A entrevista é de Manfred Dworschak, publicada no Der Spiegel e reproduzida pelo Portal Uol, 13-07-2012.
Eis a entrevista.
Senhor Heuer, agora que o bóson de Higgs finalmente foi descoberto no Cern, há planos de fechar o acelerador de partículas?
De forma alguma. Fizemos um avanço, mas o trabalho de verdade só está começando. Precisamos medir nossa descoberta, observar sua interação com outras partículas e também determinar suas propriedades. Se, nesse processo, encontrarmos algo que contradiga nossa teoria, então isso vai automaticamente abrir a porta para um novo tipo de física. Afinal, nosso Modelo Padrão só descreve 4 a 5% do universo.
E o resto?
Cerca de um quarto é composto de matéria escura. É o que impede as galáxias em rotação de simplesmente voarem embora. Isso não pode ser explicado apenas pela matéria visível. O que chamamos de energia escura é responsável por três quartos do que sobra. Ela leva o universo a expandir a um ritmo ainda mais rápido. Mas ainda não compreendemos o mecanismo que expande o espaço igualmente em todas as direções.

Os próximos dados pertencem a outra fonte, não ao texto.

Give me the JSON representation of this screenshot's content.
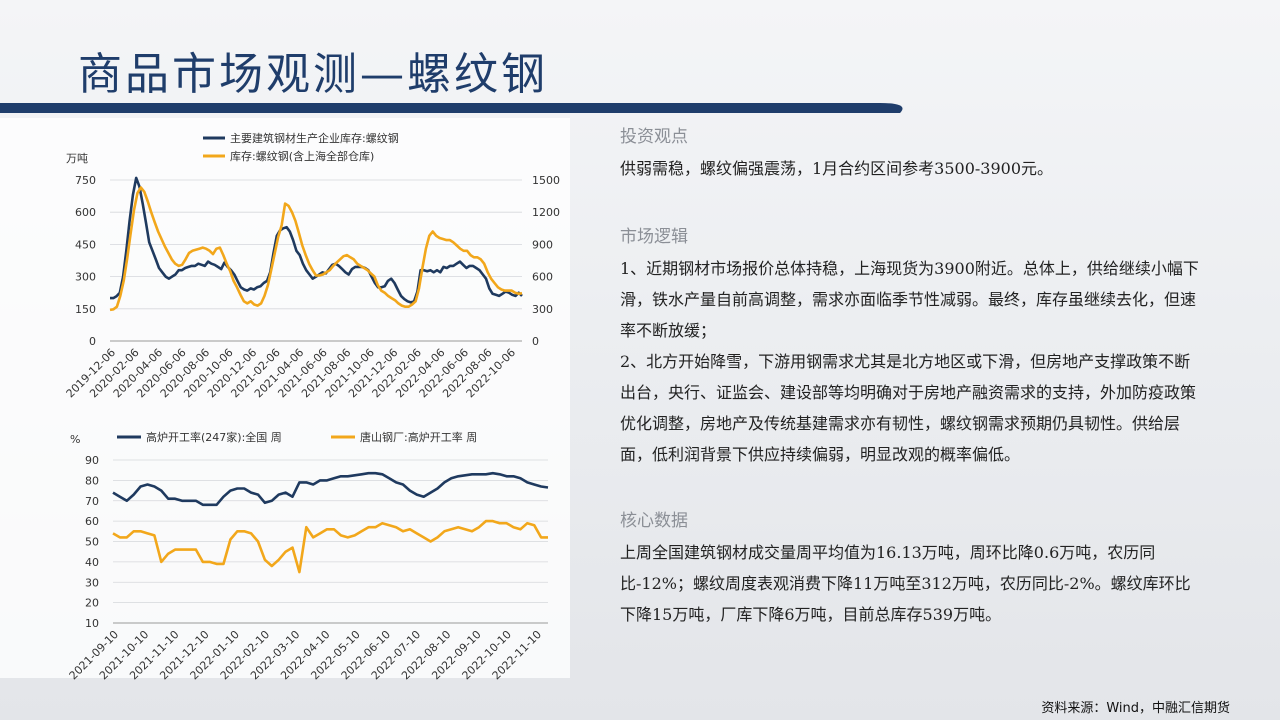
{
  "page": {
    "title": "商品市场观测—螺纹钢",
    "source": "资料来源：Wind，中融汇信期货"
  },
  "charts": [
    {
      "type": "line",
      "legend": [
        "主要建筑钢材生产企业库存:螺纹钢",
        "库存:螺纹钢(含上海全部仓库)"
      ],
      "unit_left": "万吨",
      "y_left": {
        "ylim": [
          0,
          750
        ],
        "ticks": [
          "0",
          "150",
          "300",
          "450",
          "600",
          "750"
        ]
      },
      "y_right": {
        "ylim": [
          0,
          1500
        ],
        "ticks": [
          "0",
          "300",
          "600",
          "900",
          "1200",
          "1500"
        ]
      },
      "x_ticks": [
        "2019-12-06",
        "2020-02-06",
        "2020-04-06",
        "2020-06-06",
        "2020-08-06",
        "2020-10-06",
        "2020-12-06",
        "2021-02-06",
        "2021-04-06",
        "2021-06-06",
        "2021-08-06",
        "2021-10-06",
        "2021-12-06",
        "2022-02-06",
        "2022-04-06",
        "2022-06-06",
        "2022-08-06",
        "2022-10-06"
      ],
      "series": [
        {
          "name": "主要建筑钢材生产企业库存:螺纹钢",
          "axis": "left",
          "color": "#1f3a5f",
          "values": [
            200,
            200,
            208,
            225,
            300,
            420,
            560,
            680,
            760,
            720,
            640,
            550,
            460,
            420,
            380,
            340,
            320,
            300,
            290,
            300,
            310,
            330,
            330,
            340,
            345,
            350,
            350,
            360,
            355,
            350,
            370,
            360,
            355,
            345,
            335,
            365,
            345,
            330,
            310,
            280,
            250,
            240,
            235,
            245,
            240,
            250,
            255,
            270,
            280,
            320,
            410,
            490,
            515,
            525,
            530,
            510,
            470,
            420,
            400,
            360,
            330,
            310,
            290,
            300,
            310,
            320,
            315,
            335,
            355,
            360,
            350,
            335,
            320,
            310,
            335,
            345,
            345,
            345,
            340,
            330,
            300,
            270,
            250,
            250,
            255,
            280,
            290,
            270,
            240,
            210,
            195,
            185,
            180,
            185,
            230,
            330,
            330,
            325,
            330,
            320,
            330,
            320,
            345,
            340,
            350,
            350,
            360,
            370,
            355,
            340,
            350,
            350,
            340,
            330,
            310,
            290,
            245,
            220,
            215,
            210,
            220,
            230,
            225,
            215,
            210,
            225,
            210
          ]
        },
        {
          "name": "库存:螺纹钢(含上海全部仓库)",
          "axis": "right",
          "color": "#f2a71b",
          "values": [
            290,
            295,
            320,
            420,
            560,
            770,
            1000,
            1220,
            1380,
            1430,
            1390,
            1300,
            1200,
            1110,
            1020,
            950,
            880,
            820,
            760,
            720,
            700,
            710,
            760,
            820,
            840,
            850,
            860,
            870,
            860,
            840,
            810,
            860,
            870,
            800,
            720,
            650,
            560,
            500,
            430,
            370,
            350,
            370,
            340,
            330,
            350,
            420,
            520,
            670,
            820,
            970,
            1080,
            1280,
            1260,
            1200,
            1120,
            1010,
            890,
            800,
            720,
            660,
            610,
            610,
            620,
            640,
            660,
            700,
            730,
            760,
            790,
            800,
            780,
            760,
            720,
            700,
            680,
            660,
            630,
            600,
            520,
            470,
            450,
            420,
            400,
            380,
            350,
            330,
            320,
            320,
            340,
            370,
            490,
            680,
            860,
            980,
            1020,
            980,
            960,
            950,
            940,
            940,
            920,
            890,
            860,
            840,
            840,
            800,
            780,
            780,
            760,
            720,
            640,
            580,
            540,
            500,
            480,
            470,
            470,
            470,
            450,
            440,
            445
          ]
        }
      ]
    },
    {
      "type": "line",
      "legend": [
        "高炉开工率(247家):全国 周",
        "唐山钢厂:高炉开工率 周"
      ],
      "unit_left": "%",
      "y_left": {
        "ylim": [
          10,
          90
        ],
        "ticks": [
          "10",
          "20",
          "30",
          "40",
          "50",
          "60",
          "70",
          "80",
          "90"
        ]
      },
      "x_ticks": [
        "2021-09-10",
        "2021-10-10",
        "2021-11-10",
        "2021-12-10",
        "2022-01-10",
        "2022-02-10",
        "2022-03-10",
        "2022-04-10",
        "2022-05-10",
        "2022-06-10",
        "2022-07-10",
        "2022-08-10",
        "2022-09-10",
        "2022-10-10",
        "2022-11-10"
      ],
      "series": [
        {
          "name": "高炉开工率(247家):全国 周",
          "color": "#1f3a5f",
          "values": [
            74,
            72,
            70,
            73,
            77,
            78,
            77,
            75,
            71,
            71,
            70,
            70,
            70,
            68,
            68,
            68,
            72,
            75,
            76,
            76,
            74,
            73,
            69,
            70,
            73,
            74,
            72,
            79,
            79,
            78,
            80,
            80,
            81,
            82,
            82,
            82.5,
            83,
            83.5,
            83.5,
            83,
            81,
            79,
            78,
            75,
            73,
            72,
            74,
            76,
            79,
            81,
            82,
            82.5,
            83,
            83,
            83,
            83.5,
            83,
            82,
            82,
            81,
            79,
            78,
            77,
            76.5
          ]
        },
        {
          "name": "唐山钢厂:高炉开工率 周",
          "color": "#f2a71b",
          "values": [
            54,
            52,
            52,
            55,
            55,
            54,
            53,
            40,
            44,
            46,
            46,
            46,
            46,
            40,
            40,
            39,
            39,
            51,
            55,
            55,
            54,
            50,
            41,
            38,
            41,
            45,
            47,
            35,
            57,
            52,
            54,
            56,
            56,
            53,
            52,
            53,
            55,
            57,
            57,
            59,
            58,
            57,
            55,
            56,
            54,
            52,
            50,
            52,
            55,
            56,
            57,
            56,
            55,
            57,
            60,
            60,
            59,
            59,
            57,
            56,
            59,
            58,
            52,
            52
          ]
        }
      ]
    }
  ],
  "right": {
    "s1_title": "投资观点",
    "s1_text": "供弱需稳，螺纹偏强震荡，1月合约区间参考3500-3900元。",
    "s2_title": "市场逻辑",
    "s2_p1": "1、近期钢材市场报价总体持稳，上海现货为3900附近。总体上，供给继续小幅下滑，铁水产量自前高调整，需求亦面临季节性减弱。最终，库存虽继续去化，但速率不断放缓；",
    "s2_p2": "2、北方开始降雪，下游用钢需求尤其是北方地区或下滑，但房地产支撑政策不断出台，央行、证监会、建设部等均明确对于房地产融资需求的支持，外加防疫政策优化调整，房地产及传统基建需求亦有韧性，螺纹钢需求预期仍具韧性。供给层面，低利润背景下供应持续偏弱，明显改观的概率偏低。",
    "s3_title": "核心数据",
    "s3_text": "上周全国建筑钢材成交量周平均值为16.13万吨，周环比降0.6万吨，农历同比-12%；螺纹周度表观消费下降11万吨至312万吨，农历同比-2%。螺纹库环比下降15万吨，厂库下降6万吨，目前总库存539万吨。"
  }
}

O Higgs pode dar novas pistas?
O campo de Higgs, que faz parte da partícula, tem uma característica decisiva que se encaixa com a energia escura: funciona em todas as direções simultaneamente.
Então o Higgs pode ser o início da ponte para o desconhecido?
Precisamente. Não sabemos se tem algo a ver com a energia escura. Mas suspeitamos que há um campo similar ao Modelo Padrão, do outro lado da ponte, por assim dizer.
E se o Higgs não fizer o favor de revelar tais segredos?
Ainda assim, descobrimos uma partícula que ajuda a dar massa a todas as outras partículas. Finalmente temos a prova que nosso Modelo Padrão é completamente preciso. O que precisamos fazer agora é encontrar o buraco neste modelo pelo qual podemos avançar para os 95% restantes do universo. Ainda não sabemos qual papel a partícula que descobrimos desempenha. É como ver seu melhor amigo de longe. A princípio, pode ser alguém que parece muito com ele, mas no final ser alguém totalmente diferente. Você só pode ter certeza quando chega perto.
O que vocês planejam fazer agora?
Até o final do ano, planejamos lançar prótons uns contra os outros. Então vamos desligar o acelerador por cerca de dois anos, para manutenção. Quando voltar a operar, as coisas serão excitantes. A cada vez, vamos dobrar a energia, o que nos permitirá criar partículas com massa ainda maior. E pode ser que, ao fazê-lo, também ultrapassemos o limite para a matéria escura. Isso abriria novas portas.
O que vocês esperam encontrar?
Primariamente, os primeiros traços da supersimetria. Esse é o nome da teoria que sustenta que toda partícula tem uma partícula sombra – um espelho, previsto pela teoria da antimatéria. A partícula mais leve da supersimetria pode ser estável o suficiente para estar ao alcance de nosso acelerador. Essa seria uma boa candidata para a matéria escura. Encontrá-la representaria um enorme salto adiante.
Vocês sabem exatamente onde pesquisar? Ou vocês procuram ao acaso?
Os dois. Temos que estar totalmente abertos para descobertas inesperadas. Ainda assim, com a super-simetria já temos uma direção, e nossa busca tem uma meta. Mas não será mais tão focada como foi com o Higgs.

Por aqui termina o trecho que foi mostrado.